東京もまた、大規模な開発の只中にある。ターミナル駅を起点とした大型開発、400メートルを超える超高層ビル、地下鉄の新設など2030年から40年にかけてその勢いは止まらない。
キンボールは「東京とニューヨークは似ている」という。しかし、少子高齢化と一極集中が加速する日本で大都市が生まれ変わることは、いくつかの課題を生むことになる。たとえば労働力としての人、その住居はどう考えればいいのか。NYの成功をリードしたキンボールの言葉にヒントがある。
Forbes JAPAN(以下、F):ニューヨークは東京と同様に、港湾都市として発展し、現在、ウォーターフロントを再構築した都市開発を推進していると聞いています。その際、気候変動と環境レジリエンスを重要な課題と捉えて取り組みを推進しているとのことですが、どのようなフレームワークなのでしょうか?
アンドリュー・キンボール(以下、キンボール):ニューヨークでは現在、数百ものプロジェクトが進行しています。中でも今後25年間で、すべての建物の「グリーンビル」への改修が義務付けされたので、建物をレジリエンスと自然エネルギーを中心に設計することが、必要になります。現在、市は洋上風力発電、水力発電、太陽光発電といった自然エネルギーの利用へと移行しており、大型ビルにも自然エネルギーを導入し、2050年までに古い送電網への依存をゼロにする計画を推進しているのです。
F:エネルギーのほかにも、建物のリユースなどにも注力していると聞いています。
キンボール:はい、レジリエンスを取り入れるだけでなく、美しい建築を作ることも優先事項にしています。というのも、若い人たちが働きたいと思うのは、モダンなレジリエンスのあるビルだからです。建物にリサイクル素材が使用されているかどうか、その建物が循環型経済の一端を担っているかに、彼らは非常に関心がある。
私は前職で、古い歴史的な建物をユニークに再生する「アクティブ・リユース」プロジェクトに従事していました。例えば、1800年代に建設された工場用建物のブルックリンの海軍工廠は、40~50年前までほとんど空き家同然でした。それを、デザイン、ファッション、技術、アートといった21世紀のモノづくりを牽引する若い起業家と一緒に、新たなモノづくりのハブとして再生させたのです。

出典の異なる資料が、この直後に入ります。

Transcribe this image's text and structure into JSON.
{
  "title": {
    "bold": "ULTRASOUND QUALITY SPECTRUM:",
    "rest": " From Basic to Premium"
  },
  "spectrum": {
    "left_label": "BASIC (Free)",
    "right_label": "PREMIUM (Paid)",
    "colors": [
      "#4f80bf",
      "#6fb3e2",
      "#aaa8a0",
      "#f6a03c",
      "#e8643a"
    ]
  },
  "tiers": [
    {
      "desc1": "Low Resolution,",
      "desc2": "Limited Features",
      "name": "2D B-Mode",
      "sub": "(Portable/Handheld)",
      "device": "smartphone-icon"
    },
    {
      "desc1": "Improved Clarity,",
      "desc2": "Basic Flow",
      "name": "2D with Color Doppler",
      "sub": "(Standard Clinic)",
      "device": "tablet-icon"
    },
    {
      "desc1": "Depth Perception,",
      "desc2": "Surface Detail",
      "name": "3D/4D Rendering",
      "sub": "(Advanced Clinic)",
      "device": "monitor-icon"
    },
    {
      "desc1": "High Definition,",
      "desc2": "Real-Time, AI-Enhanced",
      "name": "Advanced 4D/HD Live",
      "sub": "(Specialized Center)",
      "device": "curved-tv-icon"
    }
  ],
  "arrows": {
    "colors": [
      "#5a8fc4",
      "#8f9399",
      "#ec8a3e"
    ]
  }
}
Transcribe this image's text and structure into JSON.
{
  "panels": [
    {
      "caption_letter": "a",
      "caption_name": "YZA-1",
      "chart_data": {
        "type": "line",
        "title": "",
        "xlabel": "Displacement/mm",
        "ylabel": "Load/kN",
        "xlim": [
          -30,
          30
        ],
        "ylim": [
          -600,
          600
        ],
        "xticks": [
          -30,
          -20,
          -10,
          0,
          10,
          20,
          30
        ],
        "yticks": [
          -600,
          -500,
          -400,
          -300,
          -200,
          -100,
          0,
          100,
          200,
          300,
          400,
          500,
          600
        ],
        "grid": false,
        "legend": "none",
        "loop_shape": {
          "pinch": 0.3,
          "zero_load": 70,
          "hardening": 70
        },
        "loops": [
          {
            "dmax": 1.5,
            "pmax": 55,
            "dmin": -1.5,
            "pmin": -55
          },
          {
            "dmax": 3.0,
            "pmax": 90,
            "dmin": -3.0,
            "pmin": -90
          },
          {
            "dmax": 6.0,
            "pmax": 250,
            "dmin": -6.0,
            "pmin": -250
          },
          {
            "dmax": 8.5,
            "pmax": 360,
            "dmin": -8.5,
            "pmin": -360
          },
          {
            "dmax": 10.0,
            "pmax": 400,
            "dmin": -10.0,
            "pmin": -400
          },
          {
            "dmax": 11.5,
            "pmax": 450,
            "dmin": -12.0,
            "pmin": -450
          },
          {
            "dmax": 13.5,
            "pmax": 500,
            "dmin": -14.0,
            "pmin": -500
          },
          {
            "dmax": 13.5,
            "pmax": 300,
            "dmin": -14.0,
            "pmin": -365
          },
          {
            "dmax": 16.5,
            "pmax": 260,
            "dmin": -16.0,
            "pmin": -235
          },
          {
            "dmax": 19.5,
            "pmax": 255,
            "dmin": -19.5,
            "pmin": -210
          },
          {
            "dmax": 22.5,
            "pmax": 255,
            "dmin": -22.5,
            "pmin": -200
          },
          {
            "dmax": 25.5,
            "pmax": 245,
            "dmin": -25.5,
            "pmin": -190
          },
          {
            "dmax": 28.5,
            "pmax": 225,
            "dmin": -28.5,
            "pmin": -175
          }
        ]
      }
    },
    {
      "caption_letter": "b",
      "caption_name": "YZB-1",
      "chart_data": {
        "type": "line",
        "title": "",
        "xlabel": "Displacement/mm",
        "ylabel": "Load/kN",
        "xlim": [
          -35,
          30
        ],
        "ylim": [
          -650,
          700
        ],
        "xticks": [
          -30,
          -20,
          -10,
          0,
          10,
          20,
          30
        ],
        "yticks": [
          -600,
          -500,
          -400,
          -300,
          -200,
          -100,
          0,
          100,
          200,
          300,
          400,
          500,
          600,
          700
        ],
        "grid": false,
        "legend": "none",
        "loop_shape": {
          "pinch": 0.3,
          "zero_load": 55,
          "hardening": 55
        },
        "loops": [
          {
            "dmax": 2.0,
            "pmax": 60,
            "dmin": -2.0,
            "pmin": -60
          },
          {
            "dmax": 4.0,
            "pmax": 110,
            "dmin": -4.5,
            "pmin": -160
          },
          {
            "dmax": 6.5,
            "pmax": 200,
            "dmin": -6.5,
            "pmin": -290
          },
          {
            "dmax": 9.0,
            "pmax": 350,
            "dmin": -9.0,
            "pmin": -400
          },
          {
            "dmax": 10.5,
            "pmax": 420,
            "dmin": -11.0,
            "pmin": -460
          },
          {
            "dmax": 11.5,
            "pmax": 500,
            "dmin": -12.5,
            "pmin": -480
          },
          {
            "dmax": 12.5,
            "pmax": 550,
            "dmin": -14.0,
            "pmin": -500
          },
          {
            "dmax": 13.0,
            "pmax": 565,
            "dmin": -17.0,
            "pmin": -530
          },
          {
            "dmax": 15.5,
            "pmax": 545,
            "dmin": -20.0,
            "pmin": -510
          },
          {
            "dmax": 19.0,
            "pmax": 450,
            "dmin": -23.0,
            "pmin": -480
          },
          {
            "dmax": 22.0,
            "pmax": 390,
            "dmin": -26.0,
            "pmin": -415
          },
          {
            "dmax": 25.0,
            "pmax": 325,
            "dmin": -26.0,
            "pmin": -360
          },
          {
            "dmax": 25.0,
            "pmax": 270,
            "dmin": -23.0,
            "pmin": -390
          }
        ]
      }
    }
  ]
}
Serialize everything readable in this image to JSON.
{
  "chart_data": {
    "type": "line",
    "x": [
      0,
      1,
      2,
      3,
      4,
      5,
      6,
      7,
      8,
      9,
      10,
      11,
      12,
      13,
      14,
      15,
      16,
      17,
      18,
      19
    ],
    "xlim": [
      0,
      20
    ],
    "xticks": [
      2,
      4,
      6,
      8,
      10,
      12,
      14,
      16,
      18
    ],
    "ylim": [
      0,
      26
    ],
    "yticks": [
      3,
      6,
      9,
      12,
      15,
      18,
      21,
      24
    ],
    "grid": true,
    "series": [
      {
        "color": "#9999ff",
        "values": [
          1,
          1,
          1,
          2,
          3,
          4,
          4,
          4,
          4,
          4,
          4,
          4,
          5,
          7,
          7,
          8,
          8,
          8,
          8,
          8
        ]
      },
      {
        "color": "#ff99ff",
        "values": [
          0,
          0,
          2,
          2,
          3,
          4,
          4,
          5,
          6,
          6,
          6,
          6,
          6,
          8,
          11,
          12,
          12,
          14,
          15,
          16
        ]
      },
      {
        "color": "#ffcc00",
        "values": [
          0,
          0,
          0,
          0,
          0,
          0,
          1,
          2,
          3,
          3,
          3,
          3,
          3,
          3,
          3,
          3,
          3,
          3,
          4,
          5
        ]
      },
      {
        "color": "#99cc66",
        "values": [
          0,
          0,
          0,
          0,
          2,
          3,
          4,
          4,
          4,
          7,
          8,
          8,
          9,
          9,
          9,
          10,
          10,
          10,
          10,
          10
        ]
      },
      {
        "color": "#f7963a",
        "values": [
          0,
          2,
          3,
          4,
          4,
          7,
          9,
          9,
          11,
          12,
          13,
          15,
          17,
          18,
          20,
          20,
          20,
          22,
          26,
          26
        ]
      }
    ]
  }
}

最近発表したばかりなのですが、このハブに集積しているバイオテックのスタートアップの支援目的で、バイオテックの一大拠点となる研究所やインキュベーションセンターを25年に開設する予定です。すでに若い企業が拠点とするこの場所に、大企業や老舗企業が集まっている。また、カルチャーの拠点として周辺からも人が集まる。「仕事」と「ヒト」の好循環が生まれているのです。